Kisah cara efektif memberi makna hidup. Mungkin berulang kali kisah dibaca, tapi tak pernah hambar memberi warna. Pun kisah raja muda, mengusik hati saat gundah mendera, terpuruk dalam kemalangan.
Batu sandungan dalam hidup acapkali muncul di sela perjalanan. Apalagi bagi insan pengejar impian baik, tak pernah sepi ranjau merintangi. Bergelut dengan kepahitan jauh lebih banyak dibanding kemanisan, walau keduanya semakna ‘ujian’.
Menelan kepahitan, sama halnya menelan larutan garam.
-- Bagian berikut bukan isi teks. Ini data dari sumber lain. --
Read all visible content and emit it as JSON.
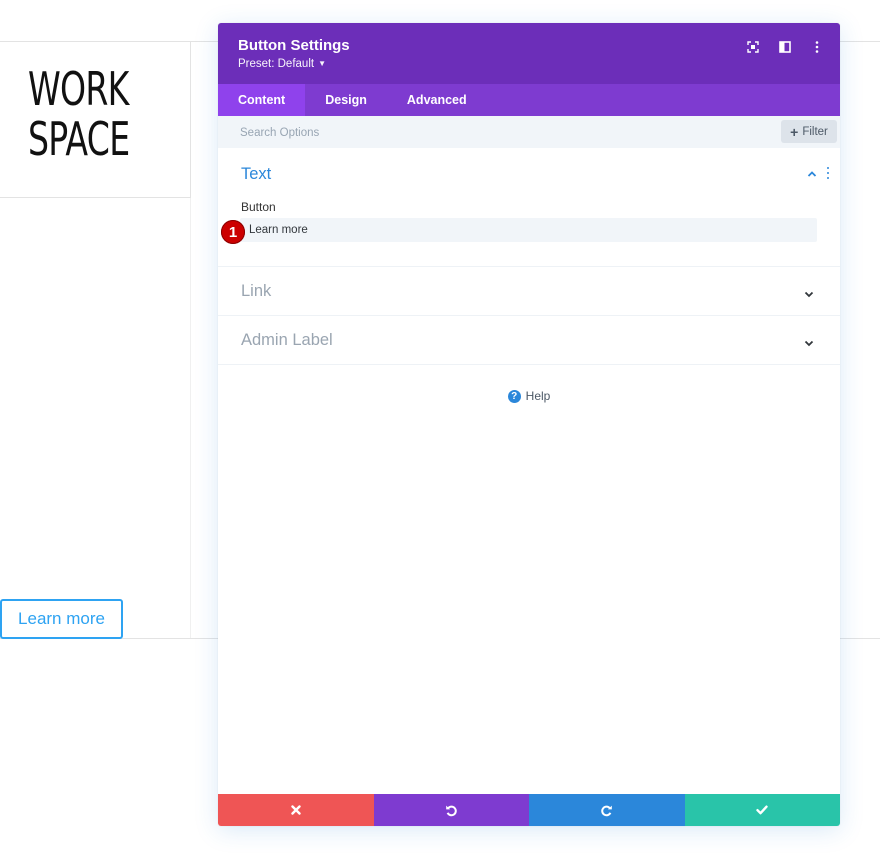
{
  "page": {
    "logo_line1": "WORK",
    "logo_line2": "SPACE",
    "button_text": "Learn more"
  },
  "modal": {
    "title": "Button Settings",
    "preset_label": "Preset: Default",
    "header_icons": [
      "focus-icon",
      "split-view-icon",
      "more-vertical-icon"
    ],
    "tabs": [
      {
        "label": "Content",
        "active": true
      },
      {
        "label": "Design",
        "active": false
      },
      {
        "label": "Advanced",
        "active": false
      }
    ],
    "search": {
      "placeholder": "Search Options",
      "filter_label": "Filter"
    },
    "groups": {
      "text": {
        "title": "Text",
        "expanded": true,
        "field_label": "Button",
        "field_value": "Learn more",
        "marker": "1"
      },
      "link": {
        "title": "Link",
        "expanded": false
      },
      "admin_label": {
        "title": "Admin Label",
        "expanded": false
      }
    },
    "help_label": "Help",
    "footer_icons": [
      "close-icon",
      "undo-icon",
      "redo-icon",
      "check-icon"
    ]
  },
  "colors": {
    "header": "#6c2eb9",
    "tabs_bar": "#7e3bd0",
    "active_tab": "#8f42ec",
    "accent_blue": "#2b87da",
    "cancel": "#ef5555",
    "undo": "#7e3bd0",
    "redo": "#2b87da",
    "save": "#29c4a9",
    "marker": "#cc0000"
  }
}
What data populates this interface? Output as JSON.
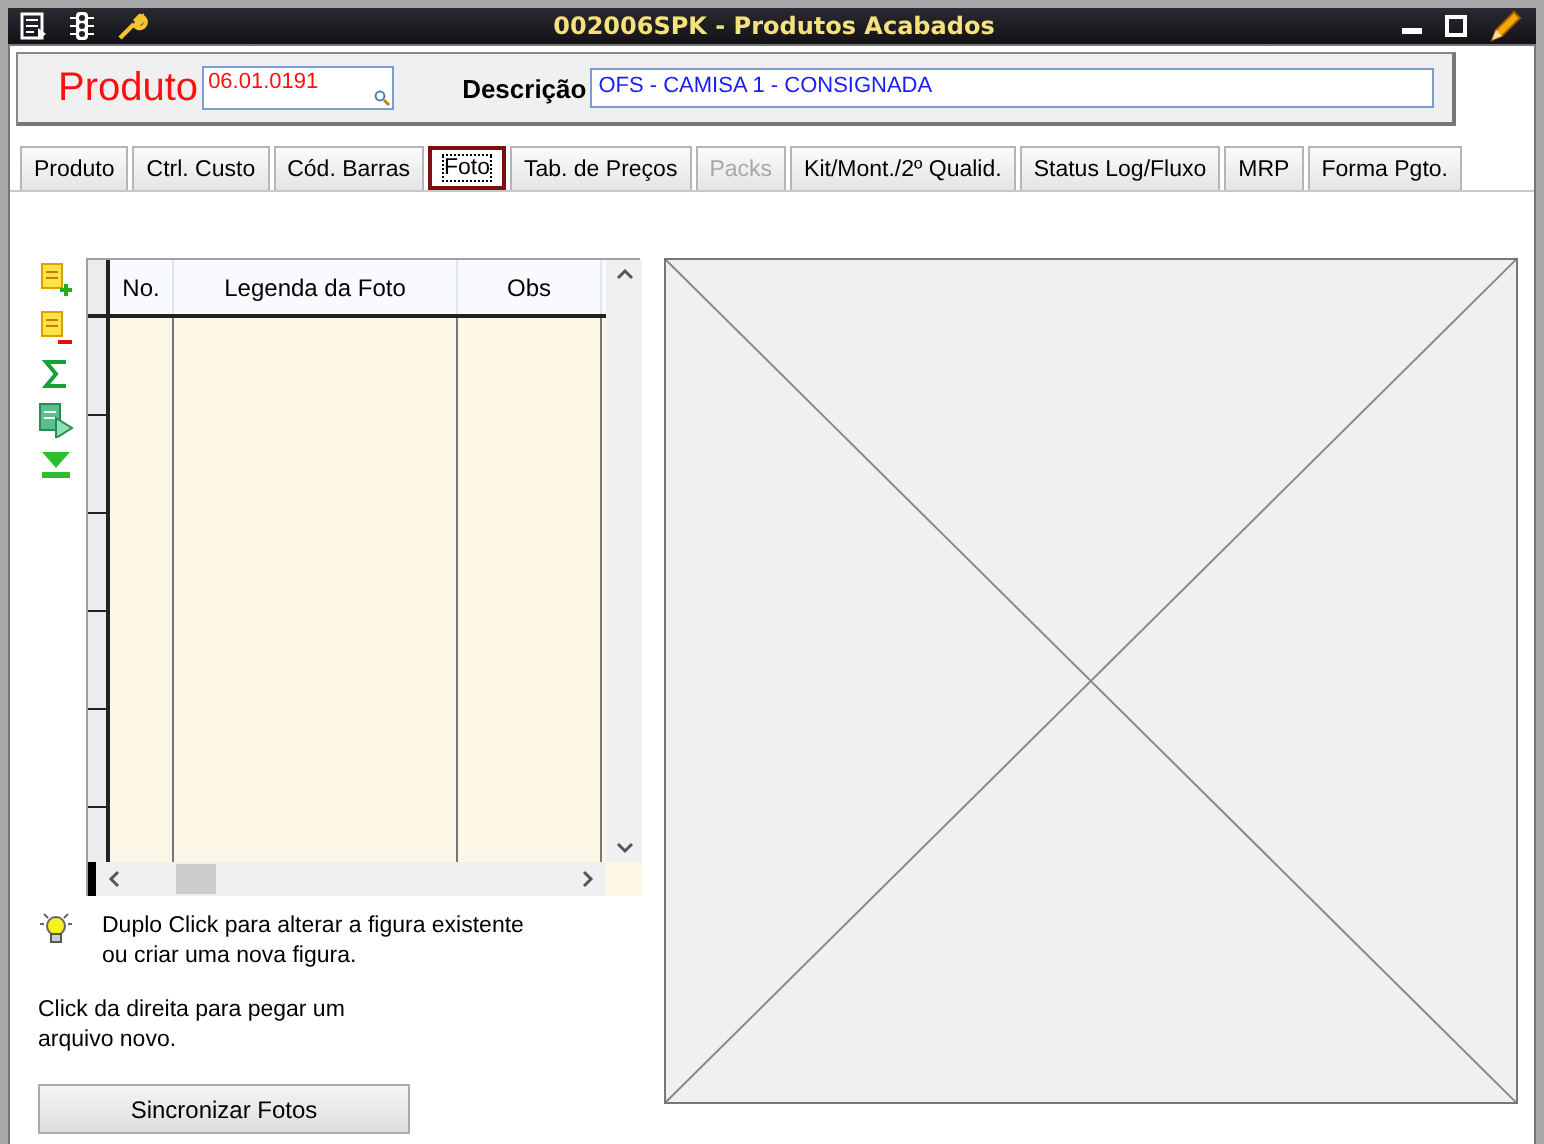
{
  "window": {
    "title": "002006SPK - Produtos Acabados"
  },
  "product": {
    "label": "Produto",
    "value": "06.01.0191"
  },
  "description": {
    "label": "Descrição",
    "value": "OFS - CAMISA 1 - CONSIGNADA"
  },
  "tabs": [
    {
      "label": "Produto",
      "selected": false,
      "disabled": false
    },
    {
      "label": "Ctrl. Custo",
      "selected": false,
      "disabled": false
    },
    {
      "label": "Cód. Barras",
      "selected": false,
      "disabled": false
    },
    {
      "label": "Foto",
      "selected": true,
      "disabled": false
    },
    {
      "label": "Tab. de Preços",
      "selected": false,
      "disabled": false
    },
    {
      "label": "Packs",
      "selected": false,
      "disabled": true
    },
    {
      "label": "Kit/Mont./2º Qualid.",
      "selected": false,
      "disabled": false
    },
    {
      "label": "Status Log/Fluxo",
      "selected": false,
      "disabled": false
    },
    {
      "label": "MRP",
      "selected": false,
      "disabled": false
    },
    {
      "label": "Forma Pgto.",
      "selected": false,
      "disabled": false
    }
  ],
  "photo_grid": {
    "columns": [
      "No.",
      "Legenda da Foto",
      "Obs"
    ]
  },
  "hints": [
    "Duplo Click para alterar a figura existente ou criar uma nova figura.",
    "Click da direita para pegar um arquivo novo."
  ],
  "sync_button": "Sincronizar Fotos"
}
Bila sesendok garam diaduk dalam 50 ml air, tentu rasa akan sangat asin dan cenderung pahit. Namun jika sesendok garam diaduk dalam sebuah telaga, maka meminum airnya akan tetap segar terasa.
Ibarat garam adalah ujian, sementara air dan wadah adalah hati, maka yang jadi soal bukan di perkara ujiannya, namun yang membuat berat-ringan ujian adalah luas sempitnya hati. Ujian sama-sama sesendok, menjadi berbeda rasa saat ditaruh dalam air dengan volume wadah berbeda.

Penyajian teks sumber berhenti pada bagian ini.